Dog-Friendly: What It Means
Neighborhoods that welcome dogs are telling by such features as parks and trails. When touring the home and the neighborhood, look around for other dogs in yards or out for a walk with their owners. For rental properties, always be sure to read the fine print of the rental agreement. Details such as how many dogs they allow and what types of insurance they require may influence your decision to rent at a particular property.
Busy Roads and Streets
Traffic patterns make a difference for not only humans but for their dogs as well. Noise from traffic can keep you awake at night and busy streets and roads present real dangers for dogs. As many pet owners already know, it only takes a second for your dog to escape through an open door. Observing traffic not only gives you an idea of how noisy it is, but it also lets you know how risky it is to walk with your dog in the area.
Vegetation and Wildlife
If you’re looking for a new home in the country, take note of vegetation and ask your realtor about wildlife. Even with a fenced-in yard, your dog may gain exposure to poison ivy. While poison ivy doesn’t affect dogs as severely as it does humans, it can transfer from their fur to your skin. Also, your dog may think it’s found a new friend when it has actually found a skunk. These small, wild creatures do more than stink — they often carry rabies. Other creatures to keep away from your dog are raccoons, snakes, and even spiders.

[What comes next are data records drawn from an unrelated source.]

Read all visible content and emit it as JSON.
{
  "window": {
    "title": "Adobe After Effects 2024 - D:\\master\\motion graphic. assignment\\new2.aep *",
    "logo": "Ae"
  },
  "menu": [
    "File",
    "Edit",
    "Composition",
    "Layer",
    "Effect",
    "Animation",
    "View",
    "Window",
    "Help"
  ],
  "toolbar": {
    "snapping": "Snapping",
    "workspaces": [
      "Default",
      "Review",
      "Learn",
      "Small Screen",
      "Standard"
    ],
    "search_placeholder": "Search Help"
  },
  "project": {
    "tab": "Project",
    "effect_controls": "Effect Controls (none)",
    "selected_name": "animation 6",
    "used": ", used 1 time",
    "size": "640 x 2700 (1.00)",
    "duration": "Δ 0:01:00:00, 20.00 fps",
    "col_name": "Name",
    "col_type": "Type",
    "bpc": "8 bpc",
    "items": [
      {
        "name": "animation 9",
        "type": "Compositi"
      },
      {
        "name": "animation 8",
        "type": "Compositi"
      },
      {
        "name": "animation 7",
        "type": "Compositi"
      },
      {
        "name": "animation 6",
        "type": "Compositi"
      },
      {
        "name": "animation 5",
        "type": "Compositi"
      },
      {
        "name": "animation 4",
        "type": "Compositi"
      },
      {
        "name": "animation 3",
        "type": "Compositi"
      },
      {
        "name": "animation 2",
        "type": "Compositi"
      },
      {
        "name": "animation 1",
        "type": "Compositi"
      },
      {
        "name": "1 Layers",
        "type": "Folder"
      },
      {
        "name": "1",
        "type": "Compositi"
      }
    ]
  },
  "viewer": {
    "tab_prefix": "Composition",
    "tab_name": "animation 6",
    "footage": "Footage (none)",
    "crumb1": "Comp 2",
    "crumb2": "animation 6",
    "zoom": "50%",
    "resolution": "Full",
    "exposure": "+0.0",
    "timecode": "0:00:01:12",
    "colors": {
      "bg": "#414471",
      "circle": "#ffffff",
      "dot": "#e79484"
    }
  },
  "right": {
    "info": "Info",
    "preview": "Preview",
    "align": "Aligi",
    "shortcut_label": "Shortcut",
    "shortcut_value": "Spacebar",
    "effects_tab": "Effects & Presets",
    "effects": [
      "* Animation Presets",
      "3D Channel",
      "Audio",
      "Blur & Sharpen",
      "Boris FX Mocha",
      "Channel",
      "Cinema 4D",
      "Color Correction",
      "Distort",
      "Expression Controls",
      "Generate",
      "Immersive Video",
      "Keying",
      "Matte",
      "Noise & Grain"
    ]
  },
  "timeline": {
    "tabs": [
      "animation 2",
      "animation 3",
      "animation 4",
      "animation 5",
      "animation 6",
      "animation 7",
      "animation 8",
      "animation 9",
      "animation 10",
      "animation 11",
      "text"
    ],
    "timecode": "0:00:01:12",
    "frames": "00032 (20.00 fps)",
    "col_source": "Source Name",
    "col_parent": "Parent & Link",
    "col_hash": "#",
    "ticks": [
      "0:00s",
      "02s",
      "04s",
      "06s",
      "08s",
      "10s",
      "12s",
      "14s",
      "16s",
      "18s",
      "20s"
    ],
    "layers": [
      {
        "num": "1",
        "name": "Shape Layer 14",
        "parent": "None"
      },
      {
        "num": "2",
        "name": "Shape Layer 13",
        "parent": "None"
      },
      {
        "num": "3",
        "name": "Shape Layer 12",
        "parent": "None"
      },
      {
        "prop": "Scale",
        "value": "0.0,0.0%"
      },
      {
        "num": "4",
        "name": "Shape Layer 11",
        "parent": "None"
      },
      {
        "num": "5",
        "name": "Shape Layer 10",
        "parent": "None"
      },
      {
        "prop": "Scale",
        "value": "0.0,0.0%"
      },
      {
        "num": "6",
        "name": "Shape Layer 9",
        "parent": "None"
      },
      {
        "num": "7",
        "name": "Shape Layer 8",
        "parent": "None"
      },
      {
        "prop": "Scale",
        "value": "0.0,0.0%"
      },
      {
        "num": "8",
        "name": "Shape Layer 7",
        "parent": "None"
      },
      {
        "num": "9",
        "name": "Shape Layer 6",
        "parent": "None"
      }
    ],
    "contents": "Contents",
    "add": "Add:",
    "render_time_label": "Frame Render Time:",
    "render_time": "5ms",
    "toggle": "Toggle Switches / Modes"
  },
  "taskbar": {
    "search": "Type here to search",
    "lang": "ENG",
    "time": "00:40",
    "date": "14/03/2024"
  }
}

Keep Calm and Move With Your Dog
Once you select your new home and moving day is underway, try to remain calm. Your dog will soon sense something is up as it receives less attention and as boxes begin to fill the rooms. Prior to the move, Vetstreet recommends doubling check that your dog is microchipped and getting them fitted with an updated ID tag. Additionally, speak with your vet about any concerns you have regarding your dog’s anxiety and stress levels during the move.
The Dos and Don’ts of Cleaning
It’s always a smart idea to hire professional cleaning services for the home you are leaving. Not only will it leave your former home looking nice, but it is also essential for getting your deposit back. Move out cleaning costs typically run from $130 to $300, according to Nancy Housekeeping Services, though this depends on the size of the house or apartment. It is money well-spent for leaving a positive impression for potential buyers or your landlord. However, don’t immediately wash your pet’s favorite toys or blankets. The familiar scents of their former home provide great comfort to them as they adjust to the new place.
Speaking of cleaning, you may discover that you’re doing a little more of it in your new home. All of the stress and anxiety associated with the move might prompt your dog to have an accident in the house, though this is perfectly normal. You can prepare for these issues beforehand by mixing together a handy solution using white vinegar and water. There are also several pet-friendly cleaners available on the market if you prefer to go that route.
Change Is Hard
Adapting to new surroundings can be difficult. Sometimes humans, as well as their dogs, experience feelings of nostalgia or homesickness for their former home. Spending time together immediately after the move will do you both good. Experts cite benefits such as decreased loneliness, a strengthened bond, and improved socialization from walking your dog. Not only is it a great way to exercise, but you might just make some new friends!
Your dog is a part of your family, and as such, it needs careful consideration when you choose a home. By working through the moving process together, you’ll soon settle into your new place feeling happy about your decision.